En definitiva, avanzar hacia una mayor “integración europea” equivale a avanzar hacia un entramado institucional con incentivos mucho más disfuncionales: mayor capacidad extractiva sobre el ciudadano y mayor coordinación liberticida para frenar procesos de apertura unilateral. Lo anterior no es incompatible con reconocer que esta integración europea puede suponer, a corto y medio plazo, mejoras en la calidad institucional de algunos de los Estados actuales (por ejemplo, España), pero a largo plazo sí contribuye a socavar las bases que contribuyen a que la evolución institucional discurra por un buen camino.
Por eso, y a pesar de la más que cierta amenaza que representan para nuestras libertades tanto el populismo de izquierdas como el de derechas (frente a los cuales el establishment europeo está actuando de cierto contrapeso), espero que la Unión Europea vaya mutando hacia un mercado común combinado con ciertas formas de cooperación suaves en aquellos ámbitos donde esta cooperación tenga sentido (por ejemplo, en materia policial, monetaria o científica): respeto recíproco a las libertades fundamentales de circulación así como colaboración de buena fe —y no irreversible— en materias específicas donde existan sinergias claras. Imponer unos Estados Unidos de Europa al conjunto de ciudadanos europeos no sólo resulta del todo impractible dada la ausencia absoluta de apoyo social a semejante proyecto megalómano, sino que, aun cuando fuera factible, sólo implicaría coronar a un peligroso y contraproducente Leviatán eurocrático con mucho más poder para restringir nuestras libertades.

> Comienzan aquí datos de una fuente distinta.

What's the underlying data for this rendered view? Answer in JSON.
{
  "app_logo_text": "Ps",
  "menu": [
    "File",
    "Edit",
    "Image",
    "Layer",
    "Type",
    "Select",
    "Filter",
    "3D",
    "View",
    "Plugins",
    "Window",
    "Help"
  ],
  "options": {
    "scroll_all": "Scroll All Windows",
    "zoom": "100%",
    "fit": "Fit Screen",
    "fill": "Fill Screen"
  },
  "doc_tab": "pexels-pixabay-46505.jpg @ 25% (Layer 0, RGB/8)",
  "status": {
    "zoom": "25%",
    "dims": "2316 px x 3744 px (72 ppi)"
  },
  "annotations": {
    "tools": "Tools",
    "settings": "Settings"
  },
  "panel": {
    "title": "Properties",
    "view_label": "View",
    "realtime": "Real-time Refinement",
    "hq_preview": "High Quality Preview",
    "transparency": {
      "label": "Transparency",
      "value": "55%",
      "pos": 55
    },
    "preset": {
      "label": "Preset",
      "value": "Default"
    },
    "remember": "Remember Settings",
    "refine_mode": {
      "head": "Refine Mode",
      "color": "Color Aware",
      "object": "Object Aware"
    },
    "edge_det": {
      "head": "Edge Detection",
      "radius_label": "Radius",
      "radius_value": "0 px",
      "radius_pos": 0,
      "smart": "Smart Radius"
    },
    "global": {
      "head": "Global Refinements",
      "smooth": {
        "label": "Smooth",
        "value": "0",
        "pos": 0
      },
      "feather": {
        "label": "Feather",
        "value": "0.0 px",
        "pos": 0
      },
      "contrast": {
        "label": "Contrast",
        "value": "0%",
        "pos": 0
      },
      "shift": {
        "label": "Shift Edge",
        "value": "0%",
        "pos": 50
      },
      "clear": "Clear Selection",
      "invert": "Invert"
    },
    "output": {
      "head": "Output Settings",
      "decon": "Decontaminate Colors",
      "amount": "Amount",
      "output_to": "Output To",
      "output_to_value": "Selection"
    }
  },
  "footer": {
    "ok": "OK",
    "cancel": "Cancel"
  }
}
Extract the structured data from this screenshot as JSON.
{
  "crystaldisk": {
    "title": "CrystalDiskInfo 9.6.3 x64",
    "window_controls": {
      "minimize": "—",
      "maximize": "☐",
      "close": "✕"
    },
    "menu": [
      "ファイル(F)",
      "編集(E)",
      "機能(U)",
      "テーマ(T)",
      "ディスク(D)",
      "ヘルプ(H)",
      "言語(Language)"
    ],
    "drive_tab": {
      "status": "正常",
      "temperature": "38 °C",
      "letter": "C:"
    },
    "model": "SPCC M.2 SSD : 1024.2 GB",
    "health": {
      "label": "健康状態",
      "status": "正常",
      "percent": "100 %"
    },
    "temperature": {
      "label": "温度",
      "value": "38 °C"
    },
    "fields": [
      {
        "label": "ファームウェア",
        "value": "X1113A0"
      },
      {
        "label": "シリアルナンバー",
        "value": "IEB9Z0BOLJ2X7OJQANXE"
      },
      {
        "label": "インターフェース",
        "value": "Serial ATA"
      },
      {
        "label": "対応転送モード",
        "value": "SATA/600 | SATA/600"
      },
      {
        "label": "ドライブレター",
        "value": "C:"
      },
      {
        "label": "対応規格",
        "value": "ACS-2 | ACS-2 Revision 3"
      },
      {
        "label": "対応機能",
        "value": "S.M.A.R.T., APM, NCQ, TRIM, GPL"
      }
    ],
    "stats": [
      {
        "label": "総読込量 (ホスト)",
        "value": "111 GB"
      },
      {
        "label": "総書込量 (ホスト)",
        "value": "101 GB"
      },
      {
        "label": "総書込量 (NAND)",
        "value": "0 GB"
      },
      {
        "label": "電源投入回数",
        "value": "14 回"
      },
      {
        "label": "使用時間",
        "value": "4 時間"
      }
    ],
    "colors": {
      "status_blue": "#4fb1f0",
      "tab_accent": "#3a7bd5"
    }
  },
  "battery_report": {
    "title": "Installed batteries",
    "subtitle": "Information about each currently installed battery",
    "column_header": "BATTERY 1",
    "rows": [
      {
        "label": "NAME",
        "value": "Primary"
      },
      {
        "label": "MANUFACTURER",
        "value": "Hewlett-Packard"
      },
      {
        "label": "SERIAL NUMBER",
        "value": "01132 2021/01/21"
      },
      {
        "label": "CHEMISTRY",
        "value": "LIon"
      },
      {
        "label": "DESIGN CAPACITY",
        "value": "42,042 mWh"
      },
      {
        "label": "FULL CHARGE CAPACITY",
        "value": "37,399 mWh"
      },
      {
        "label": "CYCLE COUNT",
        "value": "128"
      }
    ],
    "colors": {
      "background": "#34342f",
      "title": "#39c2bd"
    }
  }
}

El Brexit ha supuesto el shock que necesitábamos para repensar el proyecto europeo (incluso el caduco proyecto westfaliano del Estado-nación): no es un shock libre de riesgos pero tampoco carente de oportunidades. Ahora solo falta que entendamos que hemos de avanzar hacia formas políticas mucho más descentralizadas pero no, como proclama el populismo nacionalista, para erigir nuevas barreras contra la globalización sino para demolerlas. No hemos de aspirar a grandes imperios con una uniforme normativa cartesiana hacia dentro y autárquicos hacia fuera, sino a un conjunto de unidades políticas pequeñas, heterogéneas y abiertas al exterior. Más integración social y económica de Europa pero no más integración política de la Unión Europea.